With Expanded Audio Coverage, British Open Had a Narrative All Its Own

Viewers who watched ESPN’s coverage of the British Open over the weekend got an earful as well as an eyeful. The network not only brought it home in discrete 5.1 sound for the first time (as it did for Wimbledon a week earlier); it also dispatched a crew of additional A2s onto the course at Muirfield armed with RF-enabled shotgun microphones. The mission was to get more narrative content into the show, and the sources would be the players and their caddies.

A1 Jaime McCoombs in the "cabin" mixing the Open show.

A1 Jaime McCoombs in the “cabin” mixing the Open show.

“This represented a real change in philosophy,” says Kevin Cleary, senior audio producer, ESPN remote production, who supervised the network’s extended audio coverage of the event. “The announcers were purposely laying back so that the viewers could hear what was transpiring between the participants on the course.”

And that’s what happened. Viewers heard Open winner Phil Mickelson conferencing with caddie Jim “Bones” Mackay, laying out strategies and tactics, agonizing between wood and iron. They also heard Tiger Woods nearly uncensored (there was a very minor delay in the circuit for exactly that reason) when things didn’t go his way. Much of that became fodder for Christine Brennan’s piece in USA Today on Sunday, in which she referenced several moments during which the players told their own stories in their own words.

Cleary says the A2s had a mandate to assertively seek out these conversations, within the boundaries of course protocol. Listeners got to hear it literally in real time — the delay from the site back to Bristol, CT, to under 2 milliseconds. The pace of the game and the nature of its players colluded to make the effort a success.

“Golf is a ‘gentlemen’s game,’ and they let you get pretty close up,” he says. “Not something a lot of other athletes would let you do.”

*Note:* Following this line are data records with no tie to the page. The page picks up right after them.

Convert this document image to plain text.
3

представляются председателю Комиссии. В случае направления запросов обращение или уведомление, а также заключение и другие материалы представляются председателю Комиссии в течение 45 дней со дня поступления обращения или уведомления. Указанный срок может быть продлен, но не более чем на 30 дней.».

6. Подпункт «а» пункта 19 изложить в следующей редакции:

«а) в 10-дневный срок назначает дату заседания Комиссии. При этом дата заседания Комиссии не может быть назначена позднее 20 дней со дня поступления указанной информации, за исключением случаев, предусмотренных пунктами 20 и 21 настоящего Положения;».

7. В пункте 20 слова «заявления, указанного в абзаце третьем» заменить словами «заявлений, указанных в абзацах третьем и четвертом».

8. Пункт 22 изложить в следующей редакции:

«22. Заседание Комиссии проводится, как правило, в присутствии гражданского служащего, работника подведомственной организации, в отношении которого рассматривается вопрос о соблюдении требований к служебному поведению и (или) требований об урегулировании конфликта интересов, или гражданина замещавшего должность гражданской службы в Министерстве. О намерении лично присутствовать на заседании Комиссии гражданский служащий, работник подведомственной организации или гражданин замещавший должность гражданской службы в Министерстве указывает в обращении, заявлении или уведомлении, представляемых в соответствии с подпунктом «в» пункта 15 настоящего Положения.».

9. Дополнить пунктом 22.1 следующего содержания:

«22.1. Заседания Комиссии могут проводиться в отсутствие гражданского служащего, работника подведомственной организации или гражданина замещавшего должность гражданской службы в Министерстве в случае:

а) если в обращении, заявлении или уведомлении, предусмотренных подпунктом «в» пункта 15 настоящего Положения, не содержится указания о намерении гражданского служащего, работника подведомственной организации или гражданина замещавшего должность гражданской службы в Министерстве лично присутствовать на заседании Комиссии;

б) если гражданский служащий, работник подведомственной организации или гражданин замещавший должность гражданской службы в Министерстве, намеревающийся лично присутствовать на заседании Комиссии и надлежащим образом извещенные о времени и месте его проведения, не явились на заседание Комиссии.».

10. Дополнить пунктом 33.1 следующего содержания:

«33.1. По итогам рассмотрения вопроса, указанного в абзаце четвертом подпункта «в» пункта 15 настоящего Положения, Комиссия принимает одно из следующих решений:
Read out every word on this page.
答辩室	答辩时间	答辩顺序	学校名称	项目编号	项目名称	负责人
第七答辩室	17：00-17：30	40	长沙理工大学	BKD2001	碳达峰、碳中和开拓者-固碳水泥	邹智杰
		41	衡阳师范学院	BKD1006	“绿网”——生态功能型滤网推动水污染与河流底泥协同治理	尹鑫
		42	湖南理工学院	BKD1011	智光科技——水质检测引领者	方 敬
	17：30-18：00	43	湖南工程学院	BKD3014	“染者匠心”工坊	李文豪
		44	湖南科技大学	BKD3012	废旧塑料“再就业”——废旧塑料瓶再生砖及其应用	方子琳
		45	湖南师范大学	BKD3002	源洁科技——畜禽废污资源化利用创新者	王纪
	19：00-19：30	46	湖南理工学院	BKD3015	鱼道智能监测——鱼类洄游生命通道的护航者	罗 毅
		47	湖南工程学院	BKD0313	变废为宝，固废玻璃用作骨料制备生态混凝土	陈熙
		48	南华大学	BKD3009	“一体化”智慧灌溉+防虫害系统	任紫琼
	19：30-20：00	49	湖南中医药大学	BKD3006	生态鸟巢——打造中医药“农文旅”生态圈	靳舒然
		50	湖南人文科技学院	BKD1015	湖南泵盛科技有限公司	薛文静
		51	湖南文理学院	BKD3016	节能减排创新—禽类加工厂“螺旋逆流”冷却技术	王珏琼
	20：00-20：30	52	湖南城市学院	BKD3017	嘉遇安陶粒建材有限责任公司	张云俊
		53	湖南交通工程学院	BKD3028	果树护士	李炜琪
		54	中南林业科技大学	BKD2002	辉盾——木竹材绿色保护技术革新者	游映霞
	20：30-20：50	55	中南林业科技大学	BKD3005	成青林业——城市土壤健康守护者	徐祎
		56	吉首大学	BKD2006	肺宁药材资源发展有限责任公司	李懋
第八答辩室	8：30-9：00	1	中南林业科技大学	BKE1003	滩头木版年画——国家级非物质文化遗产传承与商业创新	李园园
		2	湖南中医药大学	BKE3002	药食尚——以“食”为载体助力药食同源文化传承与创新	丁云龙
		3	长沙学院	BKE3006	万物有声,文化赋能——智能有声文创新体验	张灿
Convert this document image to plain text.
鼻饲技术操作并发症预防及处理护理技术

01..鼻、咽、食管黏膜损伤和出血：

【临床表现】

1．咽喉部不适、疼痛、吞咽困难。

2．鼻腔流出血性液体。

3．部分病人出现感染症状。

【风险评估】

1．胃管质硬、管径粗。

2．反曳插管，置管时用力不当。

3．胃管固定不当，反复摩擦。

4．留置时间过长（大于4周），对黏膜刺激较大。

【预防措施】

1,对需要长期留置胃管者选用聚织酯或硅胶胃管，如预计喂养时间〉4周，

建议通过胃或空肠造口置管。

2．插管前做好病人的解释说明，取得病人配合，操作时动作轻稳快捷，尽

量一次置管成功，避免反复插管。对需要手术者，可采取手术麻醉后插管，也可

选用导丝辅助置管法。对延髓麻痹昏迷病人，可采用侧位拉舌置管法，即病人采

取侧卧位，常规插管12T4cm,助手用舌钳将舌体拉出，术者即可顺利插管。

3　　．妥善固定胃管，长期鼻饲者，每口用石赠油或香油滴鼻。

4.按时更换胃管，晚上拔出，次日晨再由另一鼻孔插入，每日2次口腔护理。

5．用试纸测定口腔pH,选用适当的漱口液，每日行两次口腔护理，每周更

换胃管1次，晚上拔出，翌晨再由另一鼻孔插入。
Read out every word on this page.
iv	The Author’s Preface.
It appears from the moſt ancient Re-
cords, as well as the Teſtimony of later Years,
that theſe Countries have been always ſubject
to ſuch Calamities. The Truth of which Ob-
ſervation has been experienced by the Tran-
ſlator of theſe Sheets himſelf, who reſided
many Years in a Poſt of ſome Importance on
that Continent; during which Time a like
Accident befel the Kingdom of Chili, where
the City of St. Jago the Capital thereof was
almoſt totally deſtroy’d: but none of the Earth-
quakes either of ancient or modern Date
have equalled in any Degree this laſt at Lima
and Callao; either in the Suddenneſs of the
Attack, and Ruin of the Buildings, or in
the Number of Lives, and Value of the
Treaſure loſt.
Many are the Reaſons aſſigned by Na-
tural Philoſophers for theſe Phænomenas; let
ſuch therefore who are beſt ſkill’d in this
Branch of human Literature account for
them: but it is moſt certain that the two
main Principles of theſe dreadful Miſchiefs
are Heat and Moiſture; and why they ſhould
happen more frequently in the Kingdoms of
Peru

These dialog microphones were among the more than 50 that ESPN fielded over the entire course. These fed by via a combination of fiber and RF to a standalone “cabin” studio set up to handle all of the event’s audio mixing; the British Open coverage exceeded the capacity of even the largest European outside-broadcast vans. As per SVG’s Ken Kerschbaumer, this was fitted with a Calrec Artemis console and connected to the audio submix area, which brought together signals from more than effects mics located across the course. All of the audio consoles — a mix of Calrec Artemis, Apollo, Zeta, and Sigma consoles — are networked via a Calrec Hydra, which reduced the amount of copper cabling and allowed intercoms to send signals anywhere at anytime. Jaime McCoombs did the main mix; Peter Pugliese handled the submix, which comprised a huge 163 inputs.

One of the things that created consistency for the sound was the fact that the same shotgun microphones used to collect the dialog were also used for swing sound effects, which, says Cleary, added to the sense of intimacy, with effects and dialog immersed in the same background ambience in the surrounds.

“You didn’t just watch the game; you got to understand it in a bit more detail,” says Cleary. “You came away knowing something about golf that you didn’t know before.”